Reputation: 177
I am trying to figure out an efficient way to find duplicate phrases in a large string. The string will contain hundreds or thousands of words separated by an empty space. I've included code below that I am currently using but it is very inefficient in finding duplicate phrases.
public static string FindDuplicateSubstringFast(string s, string keyword, bool allowOverlap = true)
{
int matchPos = 0, maxLength = 0;
if (s.ToLower().Contains(keyword.ToLower()))
for (int shift = 1; shift < s.Length; shift++)
{
int matchCount = 0;
for (int i = 0; i < s.Length - shift; i++)
{
if (s[i] == s[i + shift])
{
matchCount++;
if (matchCount > maxLength)
{
maxLength = matchCount;
matchPos = i - matchCount + 1;
}
if (!allowOverlap && (matchCount == shift))
{
// we have found the largest allowable match
// for this shift.
break;
}
}
else matchCount = 0;
}
}
string newbs = s.Substring(matchPos, maxLength);
if (maxLength > 3) return s.Substring(matchPos, maxLength);
else return null;
}
I found the example code above @ Find duplicate content in string?
This method is going through every char and I would like to find a way to loop through each word.

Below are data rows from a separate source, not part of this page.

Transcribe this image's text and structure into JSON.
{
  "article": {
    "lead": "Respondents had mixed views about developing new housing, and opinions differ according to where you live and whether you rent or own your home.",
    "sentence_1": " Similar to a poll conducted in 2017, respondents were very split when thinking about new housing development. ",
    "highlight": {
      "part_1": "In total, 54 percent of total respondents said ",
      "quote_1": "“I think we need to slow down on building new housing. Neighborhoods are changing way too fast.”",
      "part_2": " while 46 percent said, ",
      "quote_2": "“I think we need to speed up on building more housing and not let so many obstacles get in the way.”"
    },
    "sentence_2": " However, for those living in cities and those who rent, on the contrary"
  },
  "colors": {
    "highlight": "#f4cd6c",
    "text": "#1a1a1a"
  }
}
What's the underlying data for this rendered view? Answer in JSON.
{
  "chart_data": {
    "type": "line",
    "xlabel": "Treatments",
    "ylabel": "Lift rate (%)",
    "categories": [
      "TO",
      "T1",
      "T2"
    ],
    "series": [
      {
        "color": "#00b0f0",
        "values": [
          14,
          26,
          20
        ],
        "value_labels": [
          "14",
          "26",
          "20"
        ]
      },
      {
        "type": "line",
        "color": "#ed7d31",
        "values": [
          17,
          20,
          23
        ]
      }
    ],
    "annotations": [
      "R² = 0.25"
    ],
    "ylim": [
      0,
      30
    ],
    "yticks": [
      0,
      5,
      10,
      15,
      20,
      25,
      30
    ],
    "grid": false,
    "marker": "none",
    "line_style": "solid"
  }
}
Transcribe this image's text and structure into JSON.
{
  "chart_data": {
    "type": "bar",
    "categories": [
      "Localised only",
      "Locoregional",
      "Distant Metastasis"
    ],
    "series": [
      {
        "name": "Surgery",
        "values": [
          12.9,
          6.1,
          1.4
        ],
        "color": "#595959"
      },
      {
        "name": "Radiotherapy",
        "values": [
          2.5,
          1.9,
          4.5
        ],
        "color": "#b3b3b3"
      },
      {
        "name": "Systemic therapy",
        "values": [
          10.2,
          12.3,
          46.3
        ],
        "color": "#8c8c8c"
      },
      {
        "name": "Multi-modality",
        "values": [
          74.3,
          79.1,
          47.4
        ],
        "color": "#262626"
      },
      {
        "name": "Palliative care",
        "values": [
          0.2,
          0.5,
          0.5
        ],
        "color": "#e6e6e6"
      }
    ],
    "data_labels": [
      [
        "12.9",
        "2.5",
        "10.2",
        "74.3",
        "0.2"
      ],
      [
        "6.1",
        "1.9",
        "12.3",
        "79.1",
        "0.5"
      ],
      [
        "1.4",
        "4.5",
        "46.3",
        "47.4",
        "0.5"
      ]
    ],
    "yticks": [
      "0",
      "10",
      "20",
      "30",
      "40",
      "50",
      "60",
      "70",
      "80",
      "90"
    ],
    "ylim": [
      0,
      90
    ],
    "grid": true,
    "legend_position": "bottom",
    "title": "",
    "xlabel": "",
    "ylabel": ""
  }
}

I'm not sure what would be the best way to do this. I was thinking I could split the string on the empty spaces and then put the words into a list. Iterating through a list should be way more efficient than iterating over every char like I am doing now. However, I don't know how I would iterate through the list and find duplicate phrases.
If anyone could help me figure out an algorithm to iterate through a list to find duplicate phrases, I would be very grateful. I would also be open to any other ideas or methods to find duplicate phrases within a large string.
Please let me know if any more info is needed.
EDIT: Here is an example of a large string {its small for this example}
Lorem Ipsum is simply dummy text of the printing and typesetting industry. Lorem Ipsum has been the industry's standard dummy text ever since the 1500s.
For example sake "Lorem Ipsum" would be the duplicate phrase. I need to return "Lorem Ipsum" and any other duplicate phrases that appear in the string more than once.
Upvotes: 3
Views: 3046
Reputation: 637
string[] split = BigString.Split(' ').ToLower();
var duplicates = new Dictionary<string, int>();
for (int i = 0;i<split.Length;i++)
{
int j=i;
string s = split[i] + " ";
while(i+j<split.Length)
{
j++;
s += split[j] + " ";
if (Regex.Matches(BigString.ToLower(), s).Count ==1) break;
duplicates[s] = Regex.Matches(BigString.ToLower(), s).Count;
}
}
Now, the dictionary will contain all the phrases and "subphrases" e.g. "Lorem Ipsum Dolor" will find "Lorem Ipsum" and "Lorem Ipsum Dolor". If that's not interesting to you, it's just a matter of looping through the Keys
Collection of duplicates
. If one key is a substring of another key, and their value is the same, remove said key.
Upvotes: 6